If the AHCA is enacted with these insurance mandates left intact, the result will be predictable – with generous subsidies replaced by less generous tax credits, and without the individual mandate, there will be far less incentive to purchase insurance in the private marketplace.

Many people, knowing the insurance mandates are still in place (read: knowing they can still buy insurance if they suddenly need to), will choose to save that premium money and use it for other purposes. The healthier among them will drop out of the market, thereby reducing the pool of healthy insured, and leaving the private insurance pool smaller and relatively sicker. Insurance companies will respond by raising prices further and continuing to withdraw from marketplaces.
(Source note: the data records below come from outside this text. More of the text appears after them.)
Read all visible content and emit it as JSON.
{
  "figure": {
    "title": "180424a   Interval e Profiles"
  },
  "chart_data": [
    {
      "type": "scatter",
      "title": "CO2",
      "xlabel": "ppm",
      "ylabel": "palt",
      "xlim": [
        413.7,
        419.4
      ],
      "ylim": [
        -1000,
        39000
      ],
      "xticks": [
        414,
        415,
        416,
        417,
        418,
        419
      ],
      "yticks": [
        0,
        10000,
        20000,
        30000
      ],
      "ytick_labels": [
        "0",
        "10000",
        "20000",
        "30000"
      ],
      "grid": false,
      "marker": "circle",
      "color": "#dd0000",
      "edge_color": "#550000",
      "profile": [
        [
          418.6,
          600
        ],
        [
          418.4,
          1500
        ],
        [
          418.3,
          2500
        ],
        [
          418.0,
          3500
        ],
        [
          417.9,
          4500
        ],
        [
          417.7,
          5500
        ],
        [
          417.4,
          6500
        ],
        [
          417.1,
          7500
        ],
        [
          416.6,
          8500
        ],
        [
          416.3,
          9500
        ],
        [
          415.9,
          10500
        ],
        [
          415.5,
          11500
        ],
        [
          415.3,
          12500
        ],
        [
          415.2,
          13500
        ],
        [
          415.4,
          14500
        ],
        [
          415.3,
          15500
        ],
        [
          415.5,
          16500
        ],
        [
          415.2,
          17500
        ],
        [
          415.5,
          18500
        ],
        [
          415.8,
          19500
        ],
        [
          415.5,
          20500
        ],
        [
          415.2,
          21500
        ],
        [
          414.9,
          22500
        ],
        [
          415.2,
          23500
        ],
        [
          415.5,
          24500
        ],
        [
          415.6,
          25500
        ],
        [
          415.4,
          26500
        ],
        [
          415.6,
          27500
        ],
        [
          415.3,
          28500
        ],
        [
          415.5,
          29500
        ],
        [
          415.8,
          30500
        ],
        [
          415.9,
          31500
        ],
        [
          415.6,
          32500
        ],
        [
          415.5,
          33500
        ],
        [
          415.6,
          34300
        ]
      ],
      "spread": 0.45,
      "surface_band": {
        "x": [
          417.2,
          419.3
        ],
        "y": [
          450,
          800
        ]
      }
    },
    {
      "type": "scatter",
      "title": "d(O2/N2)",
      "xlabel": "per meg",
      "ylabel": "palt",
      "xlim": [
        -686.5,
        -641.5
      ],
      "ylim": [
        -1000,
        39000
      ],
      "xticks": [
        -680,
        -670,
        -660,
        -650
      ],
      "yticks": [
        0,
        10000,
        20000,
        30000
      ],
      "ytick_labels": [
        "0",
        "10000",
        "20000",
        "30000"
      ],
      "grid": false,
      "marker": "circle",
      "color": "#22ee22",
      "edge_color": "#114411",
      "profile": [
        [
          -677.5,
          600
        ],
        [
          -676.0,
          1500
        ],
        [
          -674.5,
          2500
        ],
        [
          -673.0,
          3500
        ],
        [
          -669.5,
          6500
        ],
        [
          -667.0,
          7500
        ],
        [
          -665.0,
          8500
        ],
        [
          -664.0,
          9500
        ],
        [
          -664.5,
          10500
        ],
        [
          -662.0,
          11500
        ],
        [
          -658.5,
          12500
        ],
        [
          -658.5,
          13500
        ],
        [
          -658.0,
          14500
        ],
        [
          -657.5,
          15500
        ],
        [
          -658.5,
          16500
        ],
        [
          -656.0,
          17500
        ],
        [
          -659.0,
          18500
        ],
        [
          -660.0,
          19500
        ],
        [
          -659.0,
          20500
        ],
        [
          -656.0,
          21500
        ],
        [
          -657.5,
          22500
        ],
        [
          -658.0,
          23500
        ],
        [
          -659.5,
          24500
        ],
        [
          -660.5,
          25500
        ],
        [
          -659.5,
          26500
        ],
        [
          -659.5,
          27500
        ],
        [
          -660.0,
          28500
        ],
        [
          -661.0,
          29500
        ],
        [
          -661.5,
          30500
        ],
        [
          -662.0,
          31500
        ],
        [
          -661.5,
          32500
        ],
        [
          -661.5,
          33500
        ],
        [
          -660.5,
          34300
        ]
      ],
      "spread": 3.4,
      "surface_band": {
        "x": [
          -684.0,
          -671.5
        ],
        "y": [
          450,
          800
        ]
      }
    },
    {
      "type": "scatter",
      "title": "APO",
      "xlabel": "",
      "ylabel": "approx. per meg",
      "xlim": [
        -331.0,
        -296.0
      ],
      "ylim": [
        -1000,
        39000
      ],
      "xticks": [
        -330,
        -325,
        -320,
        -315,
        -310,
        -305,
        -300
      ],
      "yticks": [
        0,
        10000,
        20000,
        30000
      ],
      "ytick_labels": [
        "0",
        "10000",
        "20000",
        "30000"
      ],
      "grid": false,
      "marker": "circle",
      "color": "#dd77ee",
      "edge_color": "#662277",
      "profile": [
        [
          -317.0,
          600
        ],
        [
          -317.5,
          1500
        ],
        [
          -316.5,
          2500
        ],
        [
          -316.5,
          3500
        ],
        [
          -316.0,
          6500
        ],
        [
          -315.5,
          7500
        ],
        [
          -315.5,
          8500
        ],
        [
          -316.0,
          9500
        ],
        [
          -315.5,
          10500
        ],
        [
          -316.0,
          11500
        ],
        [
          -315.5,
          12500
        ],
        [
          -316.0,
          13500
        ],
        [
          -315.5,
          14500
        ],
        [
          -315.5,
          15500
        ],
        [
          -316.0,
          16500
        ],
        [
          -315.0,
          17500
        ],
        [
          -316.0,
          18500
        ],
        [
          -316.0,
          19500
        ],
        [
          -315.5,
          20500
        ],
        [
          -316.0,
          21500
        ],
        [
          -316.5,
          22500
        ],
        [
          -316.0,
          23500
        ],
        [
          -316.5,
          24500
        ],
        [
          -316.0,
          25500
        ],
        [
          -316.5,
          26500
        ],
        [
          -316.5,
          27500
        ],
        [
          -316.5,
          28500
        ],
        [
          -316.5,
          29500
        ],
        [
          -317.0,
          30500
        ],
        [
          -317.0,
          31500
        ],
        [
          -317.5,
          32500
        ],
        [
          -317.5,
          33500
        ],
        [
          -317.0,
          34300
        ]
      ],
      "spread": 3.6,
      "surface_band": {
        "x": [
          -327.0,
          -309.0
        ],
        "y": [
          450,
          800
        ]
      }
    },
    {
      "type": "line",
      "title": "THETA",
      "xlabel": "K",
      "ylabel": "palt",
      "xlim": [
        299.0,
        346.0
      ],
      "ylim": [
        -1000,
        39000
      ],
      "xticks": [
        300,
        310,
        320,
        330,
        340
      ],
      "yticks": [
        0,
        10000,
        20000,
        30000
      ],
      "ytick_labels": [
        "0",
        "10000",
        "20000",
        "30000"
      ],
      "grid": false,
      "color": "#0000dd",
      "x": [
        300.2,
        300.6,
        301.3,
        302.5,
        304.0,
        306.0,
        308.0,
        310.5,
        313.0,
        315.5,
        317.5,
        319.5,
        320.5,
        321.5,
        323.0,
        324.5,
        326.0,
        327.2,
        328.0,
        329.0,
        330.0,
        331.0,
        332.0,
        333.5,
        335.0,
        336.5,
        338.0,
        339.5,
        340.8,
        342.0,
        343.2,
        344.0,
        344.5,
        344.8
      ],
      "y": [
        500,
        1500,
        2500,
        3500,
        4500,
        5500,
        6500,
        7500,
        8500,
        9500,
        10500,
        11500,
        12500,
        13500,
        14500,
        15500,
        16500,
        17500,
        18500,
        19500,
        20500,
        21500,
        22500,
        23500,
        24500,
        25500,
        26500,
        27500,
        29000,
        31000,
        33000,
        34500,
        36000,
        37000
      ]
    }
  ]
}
The so-called “death spiral” will be accelerated.

And Republicans will own it. What’s necessary instead is a sustained public relations campaign to educate our citizenry as to the realities of the costs associated with the “popular” elements of this unpopular law. Most people in this country still know intuitively that there is no such thing as a free lunch. We need leaders willing to explain that to a citizenry that needs to hear it.